Couple things to note:

  • In mix.exs I have both build_path and deps_path set to /elixir/_build and /elixir/deps to avoid anything leaking out of the image back into my dev volume mounts.

  • I have a public/ folder in the root of the project that is the final end game destination of where assets will be so I can serve them with nginx. It ends up being a copy of what’s in priv/static.
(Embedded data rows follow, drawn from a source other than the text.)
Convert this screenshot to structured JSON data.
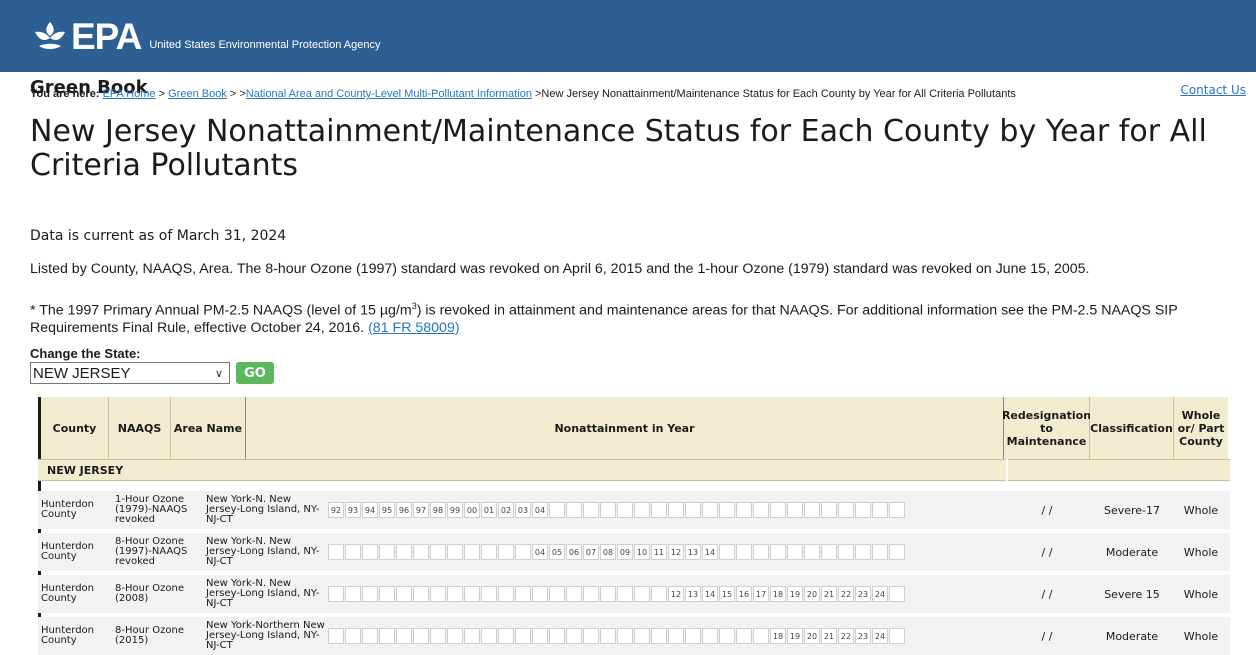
{
  "header": {
    "logo_text": "EPA",
    "agency": "United States Environmental Protection Agency"
  },
  "site": {
    "name": "Green Book",
    "contact": "Contact Us"
  },
  "breadcrumb": {
    "prefix": "You are here:",
    "items": [
      "EPA Home",
      "Green Book",
      "National Area and County-Level Multi-Pollutant Information"
    ],
    "current": "New Jersey Nonattainment/Maintenance Status for Each County by Year for All Criteria Pollutants"
  },
  "title": "New Jersey Nonattainment/Maintenance Status for Each County by Year for All Criteria Pollutants",
  "current_as_of": "Data is current as of March 31, 2024",
  "para1": "Listed by County, NAAQS, Area. The 8-hour Ozone (1997) standard was revoked on April 6, 2015 and the 1-hour Ozone (1979) standard was revoked on June 15, 2005.",
  "para2_a": "* The 1997 Primary Annual PM-2.5 NAAQS (level of 15 µg/m",
  "para2_sup": "3",
  "para2_b": ") is revoked in attainment and maintenance areas for that NAAQS. For additional information see the PM-2.5 NAAQS SIP Requirements Final Rule, effective October 24, 2016.",
  "para2_link": "(81 FR 58009)",
  "state_form": {
    "label": "Change the State:",
    "selected": "NEW JERSEY",
    "go": "GO"
  },
  "table": {
    "headers": {
      "county": "County",
      "naaqs": "NAAQS",
      "area": "Area Name",
      "years": "Nonattainment in Year",
      "redesignation": "Redesignation to Maintenance",
      "classification": "Classification",
      "whole": "Whole or/ Part County"
    },
    "state": "NEW JERSEY",
    "rows": [
      {
        "county": "Hunterdon County",
        "naaqs": "1-Hour Ozone (1979)-NAAQS revoked",
        "area": "New York-N. New Jersey-Long Island, NY-NJ-CT",
        "years": [
          "92",
          "93",
          "94",
          "95",
          "96",
          "97",
          "98",
          "99",
          "00",
          "01",
          "02",
          "03",
          "04",
          "",
          "",
          "",
          "",
          "",
          "",
          "",
          "",
          "",
          "",
          "",
          "",
          "",
          "",
          "",
          "",
          "",
          "",
          "",
          "",
          ""
        ],
        "redesignation": "/ /",
        "classification": "Severe-17",
        "whole": "Whole"
      },
      {
        "county": "Hunterdon County",
        "naaqs": "8-Hour Ozone (1997)-NAAQS revoked",
        "area": "New York-N. New Jersey-Long Island, NY-NJ-CT",
        "years": [
          "",
          "",
          "",
          "",
          "",
          "",
          "",
          "",
          "",
          "",
          "",
          "",
          "04",
          "05",
          "06",
          "07",
          "08",
          "09",
          "10",
          "11",
          "12",
          "13",
          "14",
          "",
          "",
          "",
          "",
          "",
          "",
          "",
          "",
          "",
          "",
          ""
        ],
        "redesignation": "/ /",
        "classification": "Moderate",
        "whole": "Whole"
      },
      {
        "county": "Hunterdon County",
        "naaqs": "8-Hour Ozone (2008)",
        "area": "New York-N. New Jersey-Long Island, NY-NJ-CT",
        "years": [
          "",
          "",
          "",
          "",
          "",
          "",
          "",
          "",
          "",
          "",
          "",
          "",
          "",
          "",
          "",
          "",
          "",
          "",
          "",
          "",
          "12",
          "13",
          "14",
          "15",
          "16",
          "17",
          "18",
          "19",
          "20",
          "21",
          "22",
          "23",
          "24",
          ""
        ],
        "redesignation": "/ /",
        "classification": "Severe 15",
        "whole": "Whole"
      },
      {
        "county": "Hunterdon County",
        "naaqs": "8-Hour Ozone (2015)",
        "area": "New York-Northern New Jersey-Long Island, NY-NJ-CT",
        "years": [
          "",
          "",
          "",
          "",
          "",
          "",
          "",
          "",
          "",
          "",
          "",
          "",
          "",
          "",
          "",
          "",
          "",
          "",
          "",
          "",
          "",
          "",
          "",
          "",
          "",
          "",
          "18",
          "19",
          "20",
          "21",
          "22",
          "23",
          "24",
          ""
        ],
        "redesignation": "/ /",
        "classification": "Moderate",
        "whole": "Whole"
      }
    ]
  },
  "colors": {
    "banner": "#2d5f93",
    "header_bg": "#f1ecd0",
    "link": "#2378c3",
    "go_button": "#5cb85c"
  }
}
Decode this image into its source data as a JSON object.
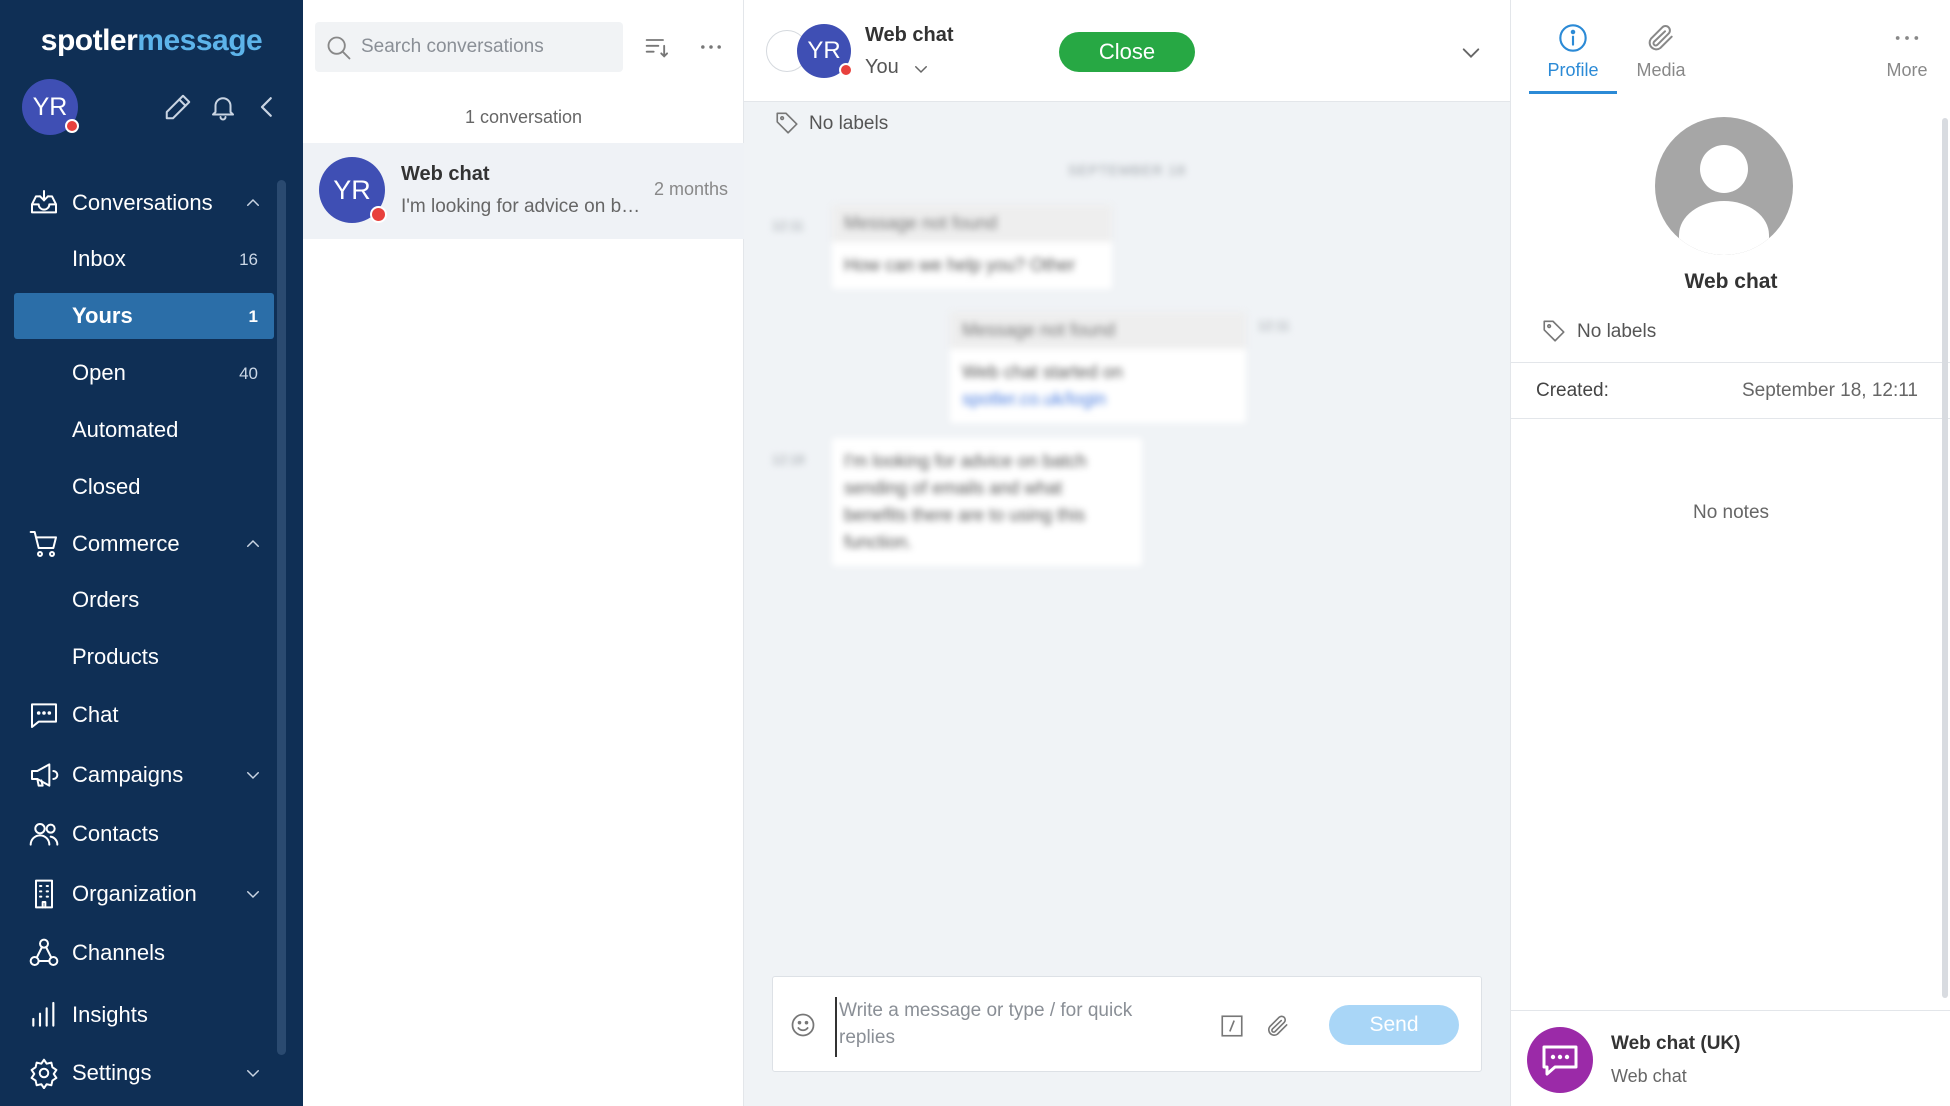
{
  "sidebar": {
    "logo_part1": "spotler",
    "logo_part2": "message",
    "user_initials": "YR",
    "nav": {
      "conversations": "Conversations",
      "inbox": "Inbox",
      "inbox_count": "16",
      "yours": "Yours",
      "yours_count": "1",
      "open": "Open",
      "open_count": "40",
      "automated": "Automated",
      "closed": "Closed",
      "commerce": "Commerce",
      "orders": "Orders",
      "products": "Products",
      "chat": "Chat",
      "campaigns": "Campaigns",
      "contacts": "Contacts",
      "organization": "Organization",
      "channels": "Channels",
      "insights": "Insights",
      "settings": "Settings"
    },
    "colors": {
      "background": "#0f2f55",
      "active": "#2b6ea8",
      "accent": "#5db4ea"
    }
  },
  "conversation_list": {
    "search_placeholder": "Search conversations",
    "count_label": "1 conversation",
    "items": [
      {
        "initials": "YR",
        "name": "Web chat",
        "preview": "I'm looking for advice on batch sending of emails and what benefits there are to using this function.",
        "time": "2 months"
      }
    ]
  },
  "chat": {
    "header": {
      "initials": "YR",
      "title": "Web chat",
      "assignee": "You",
      "close_label": "Close"
    },
    "labels": "No labels",
    "messages": {
      "date_divider": "SEPTEMBER 18",
      "time1": "12:11",
      "msg1_header": "Message not found",
      "msg1_body": "How can we help you? Other",
      "msg2_header": "Message not found",
      "msg2_body": "Web chat started on",
      "msg2_link": "spotler.co.uk/login",
      "time2": "12:11",
      "time3": "12:18",
      "msg3_body": "I'm looking for advice on batch sending of emails and what benefits there are to using this function."
    },
    "composer": {
      "placeholder": "Write a message or type / for quick replies",
      "send_label": "Send"
    }
  },
  "right_panel": {
    "tabs": {
      "profile": "Profile",
      "media": "Media",
      "more": "More"
    },
    "profile_name": "Web chat",
    "labels": "No labels",
    "created_label": "Created:",
    "created_value": "September 18, 12:11",
    "notes_empty": "No notes",
    "channel_name": "Web chat (UK)",
    "channel_type": "Web chat"
  },
  "colors": {
    "close_button": "#27a844",
    "send_button_disabled": "#a9d6f7",
    "status_dot": "#e8413d",
    "avatar": "#3f4fb4",
    "channel_icon": "#9b2aa8",
    "tab_active": "#2b8ad6"
  }
}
  • Phoenix, Webpack and PostgreSQL all run in their own containers. Live reload works for assets but not for templates and Elixir code (limitation of Docker for Windows). However, changes take effect in about 1 second or less, so it’s a super fast development loop.

  • I have an .env file in the root of my project that populates all of the ENV variables you see in the Dockerfile and docker-compose.yml files.

1 Like

Thanks! I’ll try to get through it tomorrow.

This caused problems with my VSCode + ElixirLS extention. It could not find the deps location and highlighted the whole mix.exs file red. I tried to write the deps and _build to the original default location, but that causes problems apparently.

Weird. I tried VSCode, ElixirLS and remote containers and everything was found with the custom paths using that exact Docker set up. Autocomplete worked, linting worked, etc… It was pretty sweet.

It all worked out of the box mostly. I loosely followed this guide: https://ilhub.io/blog/2019/05/30/vscode-remote

Some stuff is out of date in that blog post (menu names) , but the general steps worked.

Yes, with remote containers. But I don’t use remote, because it required vscode insiders. Or it’s possible with normal vscode now?

When I used VSCode I only ever ran insiders. I’m not sure if it’s available in the stable release, but honestly, insiders was quite stable. I used it for like 6 months for hardcore every day development and it never crashed once.